Communicate Early and Often // Meredith Stoll

4/21/2015

“Wait, what?!”

 

These words are uttered far too often within the KSU Design+Make Studio. As projects have arisen and some have disappeared, we, as a studio, have gained a vast amount of knowledge about project coordination. Specifically within the Alma pavilion project we have encountered many unexpected obstacles, such as material specifications and poor time planning. Not all of these problems could have been avoided, but I am sure that some of them could have been with proper communication between all team members.

 

Granted, this is our first time developing a project of this nature, we have a natural learning curve in order to produce a sustainable project. As the current project coordinator for the Alma pavilion I have seen how communication can make or break a project timeline. One of the first tasks that I undertook was simply creating a schedule of all the deadlines. Now with few weeks left of the project I look back and see how the timeline was advanced and pushed back, purely from a communication standpoint.

 

One example of where communication was lacking was when we were pouring concrete on site. The pouring of our concrete on site went smoothly besides one factor that we were unaware of when we were in communication with our contractor.
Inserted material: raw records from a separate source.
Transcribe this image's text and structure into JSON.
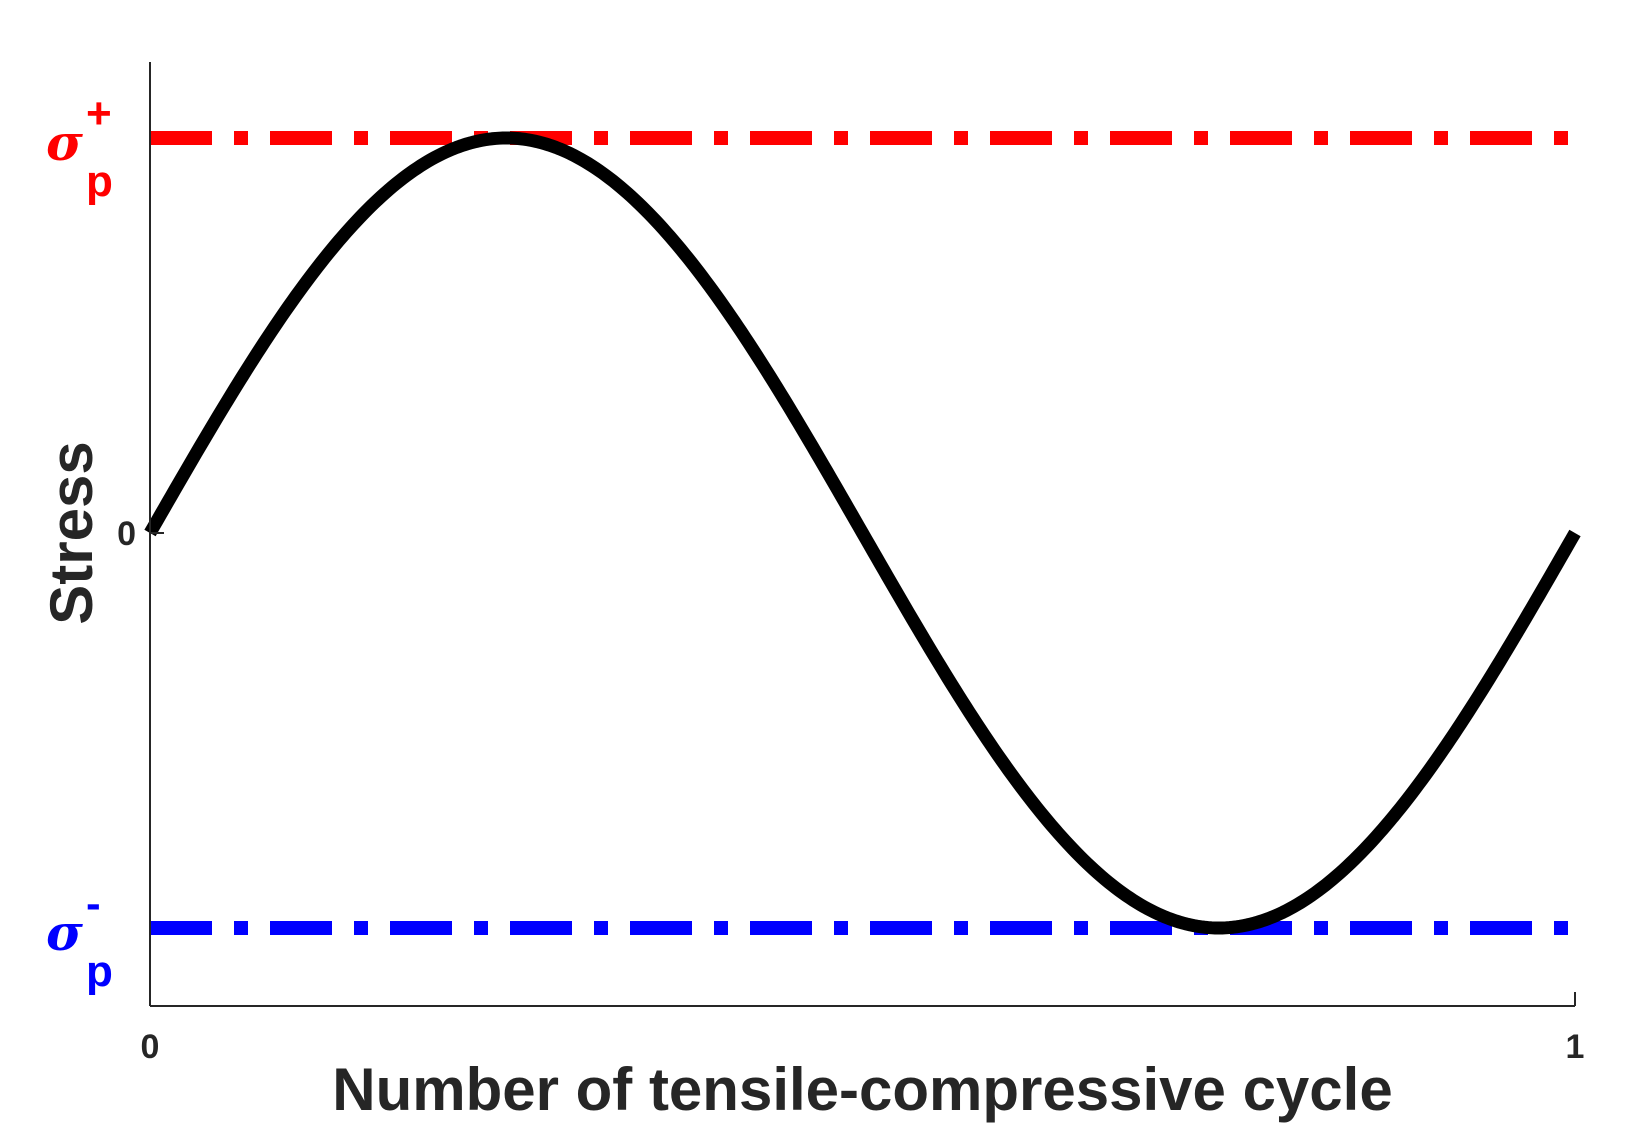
{
  "chart_data": {
    "type": "line",
    "xlabel": "Number of tensile-compressive cycle",
    "ylabel": "Stress",
    "xlim": [
      0,
      1
    ],
    "ylim": [
      -1.2,
      1.2
    ],
    "x_ticks": [
      {
        "value": 0,
        "label": "0"
      },
      {
        "value": 1,
        "label": "1"
      }
    ],
    "y_ticks": [
      {
        "value": 0,
        "label": "0"
      }
    ],
    "grid": false,
    "box": "left-and-bottom axes only",
    "series": [
      {
        "style": "solid",
        "color": "#000000",
        "function": "sin(2*pi*x)",
        "x_start": 0,
        "x_end": 1,
        "amplitude": 1
      }
    ],
    "reference_lines": [
      {
        "y": 1,
        "color": "#ff0000",
        "style": "dash-dot",
        "label_base": "σ",
        "label_sub": "p",
        "label_sup": "+"
      },
      {
        "y": -1,
        "color": "#0000ff",
        "style": "dash-dot",
        "label_base": "σ",
        "label_sub": "p",
        "label_sup": "-"
      }
    ]
  }
}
We had been under the assumption that he was providing the concrete and a couple days before we were scheduled to pour, we were told that we had to order the concrete ourselves from an outside provider. This was a miscommunication between us and the contractor. Eventually everything worked out, but as somewhat inexperienced workers, we failed to ask that simple question, which put us a day behind in pouring the concrete.

 

As fifth year architecture students, most of us have done some work in an architectural setting and have realized that the degree to which communication plays a role is vital. As we have worked through several projects this year as a studio we can see how communication is key when obtaining clients or projects. How an architect interacts with clients and communicates their design can be crucial to the success of the business and/or the project. Day to day relations between team members and contractors can be essential to the progression of the project. If deadlines are missed and the timeline of a project shifts, it can lead to the client being unhappy and can reflect poorly on the firm. Needless to say communication skills may be the most important in an architect’s realm.

 

Only a few weeks till graduation and as our reality of working in the architectural profession nears, we need to realize that the days of testing our skills are over. Once deployed into an architecture firm, real clients, real money become really real! Time is money and any error or missed deadline costs the client, the firm and ultimately you. So remember the timely advice of: communicate early and often!